Go to CityofCR.com/SOTC
O’Donnell considers promoting economic development and business retention her “job one” as mayor.
She highlighted expansion projects at Collins Aerospace, International Flavors and Fragrance (formerly DuPont) and Sadler Power Train as examples of sectors thriving despite the fiscal toll and workforce disruptions of the pandemic.
O’Donnell also cited new growth, including the $109 million FedEx distribution facility and the $20 million Alro Steel Corp. regional distribution facility as among the City Council-approved projects totaling $354 million in capital investment. The projects created 517 new jobs and retained 329 jobs, she said.
More affordable and market-rate housing — with a focus on infill projects around the urban core — will be key to achieving the growth the city desires, O’Donnell said.
The city in 2021 added 639 new residential units, including 90 affordable units.
Major housing projects are underway, including the Banjo Block development near the downtown Cedar Rapids Public Library, the Watts Group redevelopment adjacent to Brucemore, the redevelopment of the Terex property and the Hatch Development Brickstone project.
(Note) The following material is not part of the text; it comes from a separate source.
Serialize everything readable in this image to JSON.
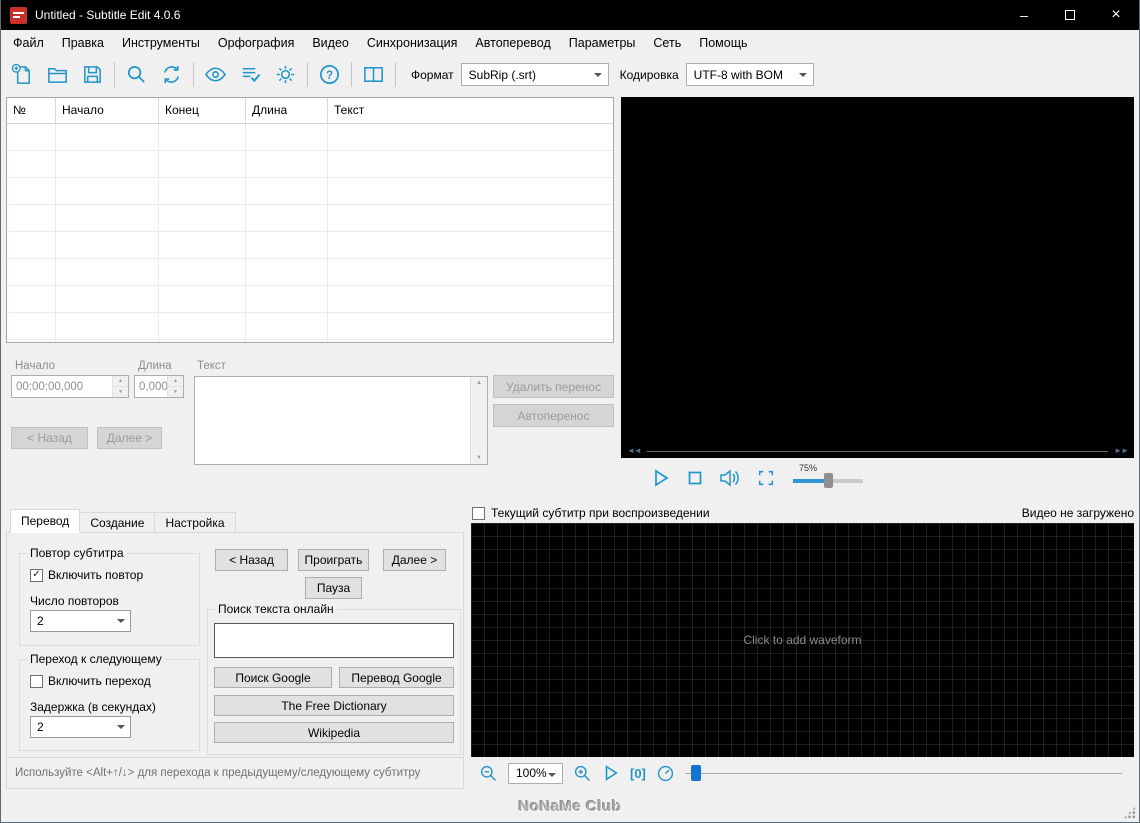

All developments “will yield major improvements to key districts and the city and add a diversity of options for residents,” she said.
Continuing a call from the campaign trail, O’Donnell said the city would lean into neighborhood associations even more to “strengthen these connections and ensure that all residents in Cedar Rapids feel a sense of belonging and are safe where they live.”
Walkable, bikeable neighborhoods also are envisioned in the Community Climate Action Plan adopted in September.
With Linn County voters approving the gaming referendum again in 2021, the city will be out front advocating for a casino — pending the Iowa Racing and Gaming Commission’s approval, O’Donnell said.
O’Donnell also highlighted the $20 million ConnectCR project that will revitalize Cedar Lake just north of downtown and build the Alliant Energy LightLine pedestrian-bike bridge spanning the Cedar River to the south.
‘Build a better future’
With reforestation after the derecho in progress through the city’s ReLeaf plan with nonprofit Trees Forever, as well as flood control system construction, O’Donnell noted the ways Cedar Rapids continues to move forward and build resiliency after natural disasters.
Other successes she highlighted included a reduction in gun violence through Group Violence Intervention, establishment of the Citizens’ Police Review Board to provide oversight of local law enforcement and the hiring of a Diversity, Equity and Inclusion manager.
“One of the keys to growing our workforce and continuing to expand our business base is making sure the world knows how awesome this place is,” O’Donnell said. “Join my voice in making sure we are all heard.
“The time is now to think big. To think about what’s possible, not what’s been lost. To recognize the opportunities right in front of us and build a better future for all of Cedar Rapids.
“The time is now to put the pedal to the metal and really get moving forward.”